While the acceptance of binding international targets remains out of question, India is now underlining the importance of taking on national commitments to enhance its global credibility.

This change of heart is a result of two interrelated factors. One is the evolving Chinese response to climate change. China has declared that it is pursuing a National Climate Change Program, which includes mandatory targets for reducing energy intensity and the discharge of major pollutants as well as increasing forest coverage and share of renewable energy for the 2005-2010 period. India was caught unaware by specific measures that China recently announced at the U.N. General Assembly and is now planning to follow suit.

Toward this end, India plans to have regular dialogue with China to exchange views on their respective action plans.

The other factor driving India’s new approach to climate change negotiations is a sense among Indian strategic elites that a rising India should engage the world on its own terms and with a degree of confidence that befits its stature as a rising power in the international system.

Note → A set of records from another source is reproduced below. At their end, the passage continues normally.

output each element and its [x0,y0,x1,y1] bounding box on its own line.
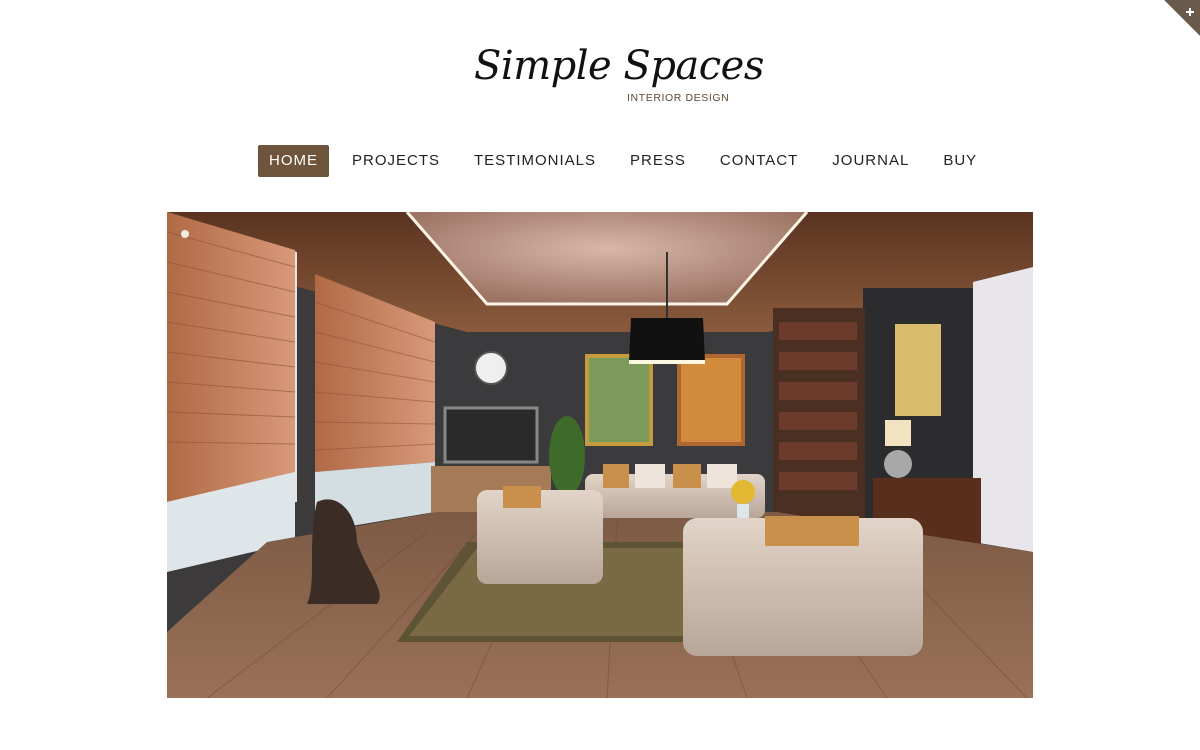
nav-item-buy: BUY [932,145,988,177]
nav-link-home[interactable]: HOME [258,145,329,177]
page: Simple Spaces INTERIOR DESIGN HOME PROJE… [0,0,1200,750]
nav-link-press[interactable]: PRESS [619,145,697,177]
nav-item-testimonials: TESTIMONIALS [463,145,607,177]
brand-tagline: INTERIOR DESIGN [627,92,730,104]
nav-item-home: HOME [258,145,329,177]
slider-indicator[interactable] [181,230,189,238]
nav-item-journal: JOURNAL [821,145,920,177]
nav-link-journal[interactable]: JOURNAL [821,145,920,177]
hero-slideshow[interactable] [167,212,1033,698]
corner-toggle[interactable] [1164,0,1200,36]
nav-item-press: PRESS [619,145,697,177]
nav-list: HOME PROJECTS TESTIMONIALS PRESS CONTACT… [258,145,1000,177]
plus-icon [1164,0,1200,36]
brand-name: Simple Spaces [474,43,764,89]
nav-link-projects[interactable]: PROJECTS [341,145,451,177]
nav-link-testimonials[interactable]: TESTIMONIALS [463,145,607,177]
nav-link-contact[interactable]: CONTACT [709,145,809,177]
main-nav: HOME PROJECTS TESTIMONIALS PRESS CONTACT… [0,145,1200,179]
logo[interactable]: Simple Spaces INTERIOR DESIGN [470,42,764,108]
site-header: Simple Spaces INTERIOR DESIGN [0,42,1200,112]
living-room-photo [167,212,1033,698]
nav-item-projects: PROJECTS [341,145,451,177]
nav-item-contact: CONTACT [709,145,809,177]
nav-link-buy[interactable]: BUY [932,145,988,177]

In tune with this assessment, India agreed at the Major Economies Forum meeting in Italy about two months back that all countries would work to reduce emissions to try to prevent global temperatures from rising more than 2 degrees Celsius above pre- industrialization levels.

Critics argue that the agreement will restrict India’s diplomatic space at the Copenhagen summit. Yet, India hopes that such steps will help it overcome its traditional image as a deal-breaker when it comes to global negotiations. India has committed itself to a mandatory fuel efficiency cap beginning in 2011, a change in its energy matrix whereby renewable sources will account for 20 percent of India’s power usage by 2020, and an ambitious solar energy plan.

Still, it is far from clear whether the climate change negotiations will succeed, as the developing countries seek financial and technological support. Without such assistance, states like India will not be willing to open their efforts at greenhouse emission reductions to international verification.

Climate change talks not only involve competing economic interests but also raise matters of broad principle for the West’s relationship with developing nations. India has shown itself ready to lead coalitions of developing nations in the past, vetoing those global agreements they see as discriminatory.

Given the issue of the West’s “historical responsibility” for atmospheric pollution, Indian agreement will be hard to secure. Still, the fact that India has started to gradually change its approach toward one of the biggest challenges facing the international community portends well for the future.

Harsh V. Pant teaches at King’s College London and is currently a Visiting Professor at IIM Bangalore.